Een oliepijpleiding is een ander soort overeenkomst dan de meeste economische overeenkomsten. Het zijn miljardeninvesteringen die militair doorwerken omdat het een economische dynamiek tussen landen creëert die niet te stoppen is met conventionele politiek. Met de nieuwe economische werkelijkheid die gemaakt wordt bestaat ook de kans dat militaire bondgenootschappen onder druk gezet worden.
Buiten dat is de Southstream pijpleiding een directe concurrent van de Nabucco-pijpleiding.

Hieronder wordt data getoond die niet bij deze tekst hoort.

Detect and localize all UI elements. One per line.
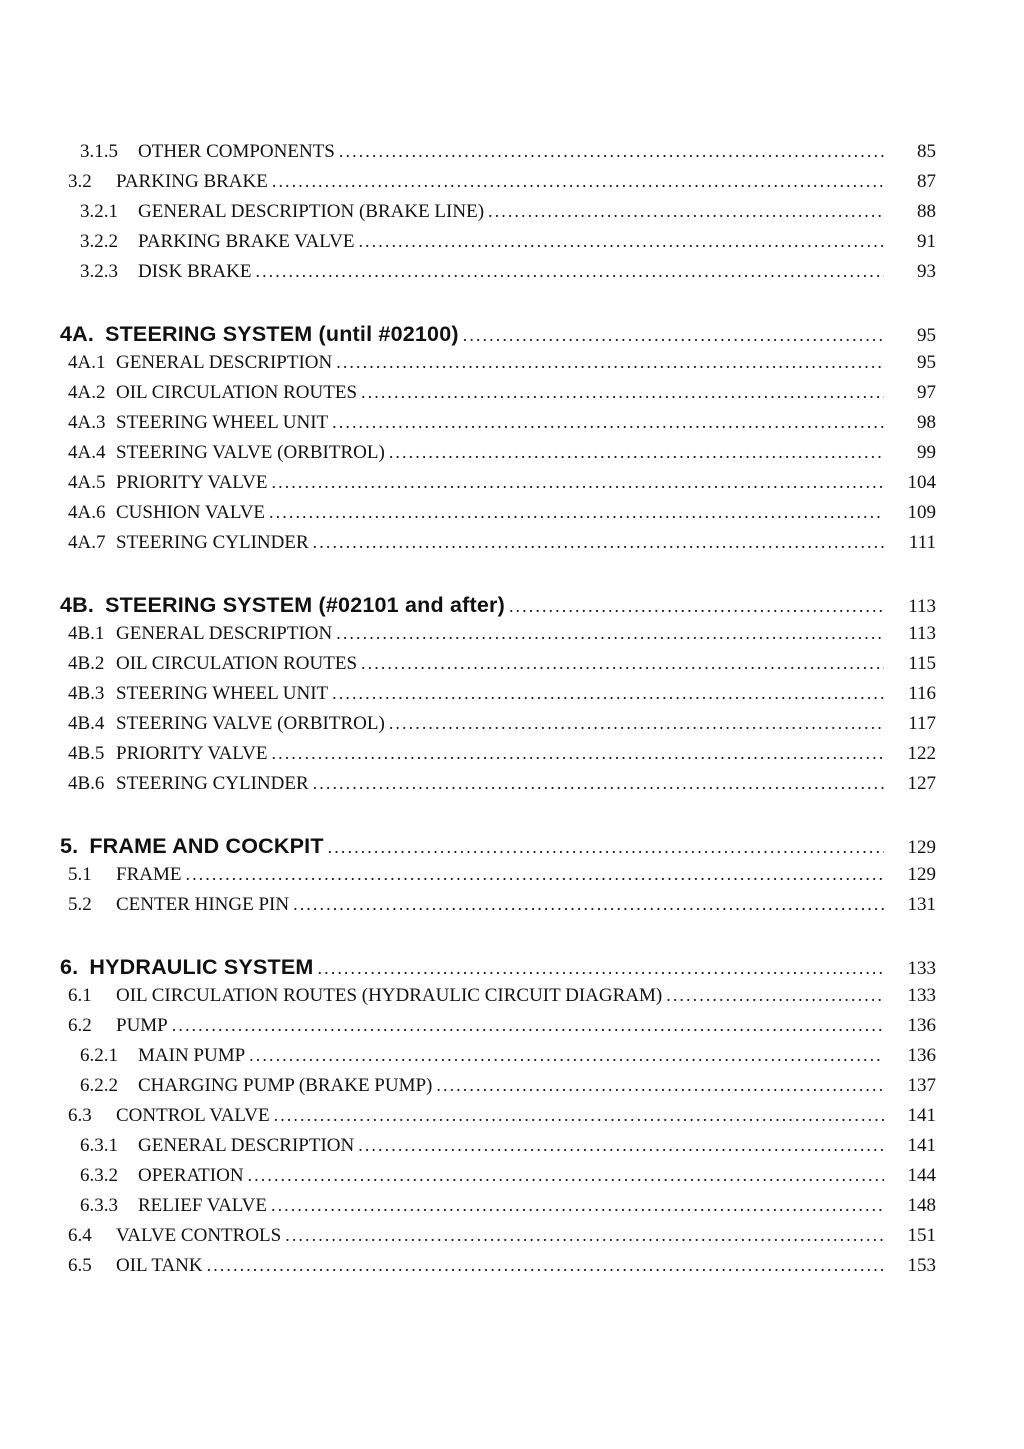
dot-leader <box>509 596 884 617</box>
toc-entry-page-number: 151 <box>907 1225 936 1246</box>
toc-entry-page-number: 127 <box>907 773 936 794</box>
toc-entry-page-number: 137 <box>907 1075 936 1096</box>
toc-entry-page-number: 133 <box>907 958 936 979</box>
toc-entry-page-number: 88 <box>917 201 936 222</box>
dot-leader <box>318 958 884 979</box>
toc-entry <box>60 171 936 201</box>
toc-entry-number: 4A.2 <box>68 382 106 403</box>
toc-entry <box>60 743 936 773</box>
toc-entry-title: OTHER COMPONENTS <box>138 141 335 162</box>
toc-entry-page-number: 93 <box>917 261 936 282</box>
toc-entry-page-number: 136 <box>907 1045 936 1066</box>
toc-entry-title: STEERING SYSTEM (#02101 and after) <box>105 593 505 617</box>
dot-leader <box>255 261 884 282</box>
dot-leader <box>358 231 884 252</box>
toc-entry-title: GENERAL DESCRIPTION <box>116 352 333 373</box>
dot-leader <box>313 773 884 794</box>
dot-leader <box>207 1255 884 1276</box>
toc-entry-page-number: 113 <box>908 623 936 644</box>
toc-entry <box>60 472 936 502</box>
toc-entry-number: 4B.5 <box>68 743 105 764</box>
toc-section-heading <box>60 834 936 864</box>
toc-entry <box>60 1075 936 1105</box>
toc-entry-title: PRIORITY VALVE <box>116 743 268 764</box>
toc-entry <box>60 773 936 803</box>
toc-entry <box>60 894 936 924</box>
toc-entry-number: 5. <box>60 834 79 858</box>
toc-entry-title: CHARGING PUMP (BRAKE PUMP) <box>138 1075 433 1096</box>
toc-entry-page-number: 122 <box>907 743 936 764</box>
toc-entry-number: 6.4 <box>68 1225 92 1246</box>
dot-leader <box>272 472 885 493</box>
toc-entry-title: STEERING VALVE (ORBITROL) <box>116 442 385 463</box>
dot-leader <box>269 502 884 523</box>
toc-entry-title: STEERING VALVE (ORBITROL) <box>116 713 385 734</box>
toc-entry-page-number: 144 <box>907 1165 936 1186</box>
toc-entry-title: STEERING WHEEL UNIT <box>116 412 329 433</box>
dot-leader <box>389 713 884 734</box>
dot-leader <box>272 743 885 764</box>
toc-entry <box>60 261 936 291</box>
dot-leader <box>488 201 884 222</box>
dot-leader <box>328 837 884 858</box>
toc-entry-title: PARKING BRAKE VALVE <box>138 231 355 252</box>
dot-leader <box>172 1015 884 1036</box>
toc-entry <box>60 352 936 382</box>
toc-entry-number: 3.1.5 <box>80 141 118 162</box>
toc-entry-page-number: 109 <box>907 502 936 523</box>
toc-entry-title: STEERING CYLINDER <box>116 773 309 794</box>
toc-entry-page-number: 111 <box>908 532 936 553</box>
toc-entry <box>60 502 936 532</box>
toc-entry-number: 3.2.2 <box>80 231 118 252</box>
toc-entry-number: 4A.6 <box>68 502 106 523</box>
toc-entry-number: 4B.6 <box>68 773 105 794</box>
toc-entry-number: 6.5 <box>68 1255 92 1276</box>
toc-entry <box>60 1105 936 1135</box>
toc-entry-title: PUMP <box>116 1015 168 1036</box>
toc-entry <box>60 1015 936 1045</box>
toc-entry-page-number: 95 <box>917 352 936 373</box>
toc-entry <box>60 1045 936 1075</box>
dot-leader <box>332 683 884 704</box>
toc-entry-page-number: 136 <box>907 1015 936 1036</box>
toc-entry-title: RELIEF VALVE <box>138 1195 267 1216</box>
toc-entry <box>60 231 936 261</box>
toc-section-heading <box>60 593 936 623</box>
toc-entry-title: PARKING BRAKE <box>116 171 268 192</box>
dot-leader <box>361 382 884 403</box>
dot-leader <box>271 1195 884 1216</box>
toc-section-heading <box>60 322 936 352</box>
toc-entry-page-number: 99 <box>917 442 936 463</box>
toc-entry-number: 6.2 <box>68 1015 92 1036</box>
toc-entry <box>60 1255 936 1285</box>
toc-entry-number: 6.3.1 <box>80 1135 118 1156</box>
toc-entry-number: 6.3 <box>68 1105 92 1126</box>
dot-leader <box>666 985 884 1006</box>
dot-leader <box>274 1105 884 1126</box>
dot-leader <box>272 171 884 192</box>
toc-entry-title: FRAME AND COCKPIT <box>89 834 324 858</box>
toc-entry-number: 6.2.1 <box>80 1045 118 1066</box>
toc-entry-title: STEERING WHEEL UNIT <box>116 683 329 704</box>
toc-entry <box>60 141 936 171</box>
toc-entry-number: 4A. <box>60 322 95 346</box>
toc-entry-title: CENTER HINGE PIN <box>116 894 290 915</box>
toc-entry-page-number: 95 <box>917 325 936 346</box>
toc-entry-title: FRAME <box>116 864 182 885</box>
toc-entry-number: 6. <box>60 955 79 979</box>
toc-entry <box>60 683 936 713</box>
toc-entry-title: DISK BRAKE <box>138 261 252 282</box>
toc-entry <box>60 653 936 683</box>
dot-leader <box>339 141 884 162</box>
toc-entry-page-number: 113 <box>908 596 936 617</box>
toc-entry-title: OIL CIRCULATION ROUTES <box>116 653 358 674</box>
toc-entry-page-number: 141 <box>907 1105 936 1126</box>
toc-entry-page-number: 97 <box>917 382 936 403</box>
toc-entry-title: PRIORITY VALVE <box>116 472 268 493</box>
toc-section-heading <box>60 955 936 985</box>
toc-entry-number: 4B.2 <box>68 653 105 674</box>
toc-entry-page-number: 141 <box>907 1135 936 1156</box>
toc-entry-page-number: 117 <box>908 713 936 734</box>
toc-entry-number: 3.2.1 <box>80 201 118 222</box>
toc-entry-number: 3.2.3 <box>80 261 118 282</box>
toc-entry-title: OIL CIRCULATION ROUTES <box>116 382 358 403</box>
toc-entry-page-number: 104 <box>907 472 936 493</box>
dot-leader <box>389 442 884 463</box>
toc-entry-title: GENERAL DESCRIPTION (BRAKE LINE) <box>138 201 485 222</box>
dot-leader <box>248 1165 884 1186</box>
dot-leader <box>358 1135 884 1156</box>
toc-entry-page-number: 115 <box>908 653 936 674</box>
toc-entry-page-number: 116 <box>908 683 936 704</box>
toc-entry-title: HYDRAULIC SYSTEM <box>89 955 314 979</box>
toc-entry-number: 4A.1 <box>68 352 106 373</box>
toc-entry-title: VALVE CONTROLS <box>116 1225 282 1246</box>
toc-entry-title: STEERING SYSTEM (until #02100) <box>105 322 459 346</box>
toc-entry-page-number: 91 <box>917 231 936 252</box>
toc-entry-number: 4B. <box>60 593 95 617</box>
toc-entry-number: 6.2.2 <box>80 1075 118 1096</box>
dot-leader <box>185 864 884 885</box>
toc-entry-title: OIL TANK <box>116 1255 203 1276</box>
toc-entry-page-number: 87 <box>917 171 936 192</box>
toc-entry-number: 3.2 <box>68 171 92 192</box>
dot-leader <box>293 894 884 915</box>
dot-leader <box>313 532 884 553</box>
toc-entry-title: CONTROL VALVE <box>116 1105 270 1126</box>
dot-leader <box>249 1045 884 1066</box>
toc-entry-title: GENERAL DESCRIPTION <box>116 623 333 644</box>
toc-entry <box>60 442 936 472</box>
dot-leader <box>336 623 884 644</box>
toc-entry <box>60 201 936 231</box>
toc-entry-number: 6.1 <box>68 985 92 1006</box>
toc-entry-page-number: 153 <box>907 1255 936 1276</box>
toc-entry-title: OIL CIRCULATION ROUTES (HYDRAULIC CIRCUIT DIAGRAM) <box>116 985 663 1006</box>
dot-leader <box>361 653 884 674</box>
toc-entry-page-number: 129 <box>907 837 936 858</box>
dot-leader <box>336 352 884 373</box>
toc-entry-page-number: 98 <box>917 412 936 433</box>
toc-entry-number: 4B.1 <box>68 623 105 644</box>
toc-entry <box>60 864 936 894</box>
toc-entry <box>60 1165 936 1195</box>
toc-entry-number: 4B.4 <box>68 713 105 734</box>
toc-entry-number: 5.2 <box>68 894 92 915</box>
toc-entry-page-number: 85 <box>917 141 936 162</box>
toc-entry-number: 5.1 <box>68 864 92 885</box>
toc-entry <box>60 382 936 412</box>
toc-entry-page-number: 131 <box>907 894 936 915</box>
dot-leader <box>285 1225 884 1246</box>
toc-entry-page-number: 129 <box>907 864 936 885</box>
toc-entry <box>60 1195 936 1225</box>
toc-entry <box>60 623 936 653</box>
toc-entry-number: 4A.3 <box>68 412 106 433</box>
toc-entry <box>60 1225 936 1255</box>
dot-leader <box>463 325 884 346</box>
toc-entry-number: 6.3.3 <box>80 1195 118 1216</box>
toc-entry <box>60 713 936 743</box>
toc-entry-title: STEERING CYLINDER <box>116 532 309 553</box>
toc-entry-number: 4A.4 <box>68 442 106 463</box>
toc-entry <box>60 985 936 1015</box>
toc-entry-title: OPERATION <box>138 1165 244 1186</box>
toc-entry-number: 6.3.2 <box>80 1165 118 1186</box>
toc-entry-number: 4A.5 <box>68 472 106 493</box>
toc-entry-title: MAIN PUMP <box>138 1045 246 1066</box>
table-of-contents <box>60 141 936 1285</box>
toc-entry-number: 4A.7 <box>68 532 106 553</box>
toc-entry <box>60 412 936 442</box>
toc-entry <box>60 532 936 562</box>
toc-entry-title: GENERAL DESCRIPTION <box>138 1135 355 1156</box>
toc-entry-number: 4B.3 <box>68 683 105 704</box>
dot-leader <box>436 1075 884 1096</box>
toc-entry-page-number: 133 <box>907 985 936 1006</box>
dot-leader <box>332 412 884 433</box>
toc-entry-title: CUSHION VALVE <box>116 502 266 523</box>
toc-entry <box>60 1135 936 1165</box>
toc-entry-page-number: 148 <box>907 1195 936 1216</box>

Een pijpleiding van Iran naar Oostenrijk die over land loopt en waarbij Oost-Europa en Turkije niet op dezelfde manier buitenspel gezet worden. De Nabucco pijpleiding is gesanctioneerd door de EU en dus heeft de EU geen belang bij het slagen van het Southstream project. Waarom immers de concurrentie bevorderen? En het slagen van het Southstream project zou ook een gigantische geopolitieke klap zijn omdat Rusland direct olie kan transporteren naar Europa zonder noemenswaardige omwegen. Goede redenen dus om iedereen die betrokken is bij het project te dwarsbomen.
De weerzin tegen Berlusconi blijft niet bij angst alleen. Zo is er nog de vreemde aanslag op Berlusconi waarbij Berlusconi geraakt werd met een zwaar metalen voorwerp. Normaal gesproken wordt de dader in de media omschreven als een “verwarde man” die “de samenleving met terreur probeert te beïnvloeden”, maar deze keer werd er zonder veel omhaal gesproken over “een complot van Berlusconi zelf om meer sympathie te krijgen”. Bij geen enkele andere aanslag, zelfs bij de aanslag op Pim Fortuyn niet, werden zulke bizarre suggesties door de mainstream media de wereld in geslingerd. Het is alsof de NOS zou beweren dat koningin Beatrix persoonlijk heeft gevraagd om de waxinelichthouder tegen de Gouden Koets vanwege haar gedrag.
Er zijn nog de talloze rechtszaken tegen Berlusconi. Hierin is de situatie in Italië verschillend van die in Nederland, omdat in Italië ook de magistratuur langs politieke lijnen verdeeld is. Enig onderzoek laat zien dat Berlusconi als sinds 1994 een geschiedenis heeft met communistische rechters uit Milaan. In welke mate dit ook echt politiek gemotiveerd is? Dat is moeilijk te zeggen van buitenaf. Maar in Italië zijn wel vreemdere complotten gesmeed en ontmaskerd. Zoals het bizarre verhaal rond de vrijmetselaarsloge P2. Of de invloed van de maffia op de politiek. Zoiets is moeilijk voor te stellen voor ieder ander land, maar in Italië lijkt het allemaal mogelijk.
Maar goed, genoeg speculaties en intrige dus om een heel boek mee te vullen. De institutionele afkeer van Berlusconi is in elk geval groot genoeg om nog een tweede aanslag op zijn leven niet uit te sluiten mocht Berlusconi weer een positie van reële macht verwerven.